Click to play video: 'Aid groups react to tragedy in English Channel, say migrants need better options'
Aid groups react to tragedy in English Channel, say migrants need better options

Pushbacks, which are illegal under international and EU law, aren’t limited to countries along Europe’s eastern boundary.

The United Kingdom recently proposed using the Royal Navy to stop asylum seekers crossing the English Channel and last year conducted training exercises with border guards on armoured jet skis.


Yet in response to the Ukraine crisis, the UK has announced it will give $450 a month to anyone in Britain willing to share their home with a Ukrainian refugee.

This announcement came at the same time British parliamentarians were debating a bill that could allow the UK to create offshore processing centres for asylum seekers and could criminalize anyone who enters the country without proper documentation.

Canada’s mixed history

Canada has a mixed history when it comes to dealing with refugee crises.

In 2018, Canada resettled more refugees than any other country in the world – 28,100 people.

The Liberal government of Prime Minister Justin Trudeau also recently pledged to resettle 40,000 Afghan refugees and previously resettled 40,000 Syrians.

Canada also approves thousands of refugee claims each year made by people who show up at the border.

But refugee advocates have criticized Canada’s efforts to stop asylum seekers before they get to Canada.

In 2011, the government of former Conservative prime minister Stephen Harper launched a program aimed at stopping irregular migrants making refugee claims in Canada after two boats carrying 568 asylum seekers from Sri Lanka arrived along British Columbia’s coast.

Police and military personnel wear surgical masks as they board the MV Sun Sea after it was escorted into CFB Esquimalt in Colwood, B.C., on Aug. 13, 2010. Jonathan Hayward/The Canadian Press

The government has also been criticized for sending asylum seekers who show up at the border back to the United States, where they’re “immediately and automatically imprisoned,” according to a July 2020 ruling by Federal Court Justice Ann McDonald.

This decision was overturned by the Federal Court of Appeal and is currently before the Supreme Court of Canada.

A 2021 report published by Human Rights Watch and Amnesty International also accused Canada of abusive tactics aimed at asylum seekers.

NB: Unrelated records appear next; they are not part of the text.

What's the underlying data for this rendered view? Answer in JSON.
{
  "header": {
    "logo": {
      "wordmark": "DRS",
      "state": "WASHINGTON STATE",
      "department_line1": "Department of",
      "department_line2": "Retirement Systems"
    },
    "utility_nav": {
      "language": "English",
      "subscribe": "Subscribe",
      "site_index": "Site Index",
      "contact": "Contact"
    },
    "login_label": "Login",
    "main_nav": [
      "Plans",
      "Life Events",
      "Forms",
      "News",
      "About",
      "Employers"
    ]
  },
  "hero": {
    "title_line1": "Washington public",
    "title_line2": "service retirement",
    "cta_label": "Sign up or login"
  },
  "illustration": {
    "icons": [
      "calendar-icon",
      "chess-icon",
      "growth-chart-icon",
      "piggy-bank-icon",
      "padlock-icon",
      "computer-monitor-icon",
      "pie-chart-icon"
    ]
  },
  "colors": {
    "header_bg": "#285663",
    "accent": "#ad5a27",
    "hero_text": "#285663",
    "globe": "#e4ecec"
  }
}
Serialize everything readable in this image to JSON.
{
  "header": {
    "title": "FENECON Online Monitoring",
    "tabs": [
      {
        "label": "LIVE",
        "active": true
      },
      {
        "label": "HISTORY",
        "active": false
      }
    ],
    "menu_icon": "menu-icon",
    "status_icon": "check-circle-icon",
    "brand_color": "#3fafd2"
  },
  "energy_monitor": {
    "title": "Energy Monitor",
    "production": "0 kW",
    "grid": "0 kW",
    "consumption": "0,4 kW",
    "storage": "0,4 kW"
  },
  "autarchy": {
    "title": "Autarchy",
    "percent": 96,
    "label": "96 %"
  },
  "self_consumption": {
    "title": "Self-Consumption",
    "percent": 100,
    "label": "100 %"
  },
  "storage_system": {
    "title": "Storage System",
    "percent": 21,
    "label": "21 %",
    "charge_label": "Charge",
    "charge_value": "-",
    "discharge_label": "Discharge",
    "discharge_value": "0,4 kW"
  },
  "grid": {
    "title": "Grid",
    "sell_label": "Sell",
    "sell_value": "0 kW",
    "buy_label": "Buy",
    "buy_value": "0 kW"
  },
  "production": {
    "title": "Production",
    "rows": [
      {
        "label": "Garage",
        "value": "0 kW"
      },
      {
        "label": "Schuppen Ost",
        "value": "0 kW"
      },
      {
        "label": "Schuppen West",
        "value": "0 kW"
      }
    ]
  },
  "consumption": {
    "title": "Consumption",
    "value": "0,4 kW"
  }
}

This includes unnecessarily shackling and handcuffing immigration detainees and keeping people of colour locked up longer than white detainees.

By contrast, Canada has opened its doors to Ukrainians fleeing the war with Russia.

“Our commitment to Ukrainians goes beyond the historic ties between Canada and Ukraine, and beyond the cultural connections between our people,” Immigration Minister Sean Fraser tweeted on March 3. “It is a commitment to humanity.”

Maluach said this is a commitment that should extend equally to everyone.

He said he knows the circumstances of each situation are different, and that the response to these crises can’t always be the same, but writing off entire segments of the population as unworthy of being helped is no longer an option.

“We all have the same aspirations. We all want the best of life,” Maluach said.

“All humans are deserving of our welcome, our generosity. And Canadians are generally very generous people.”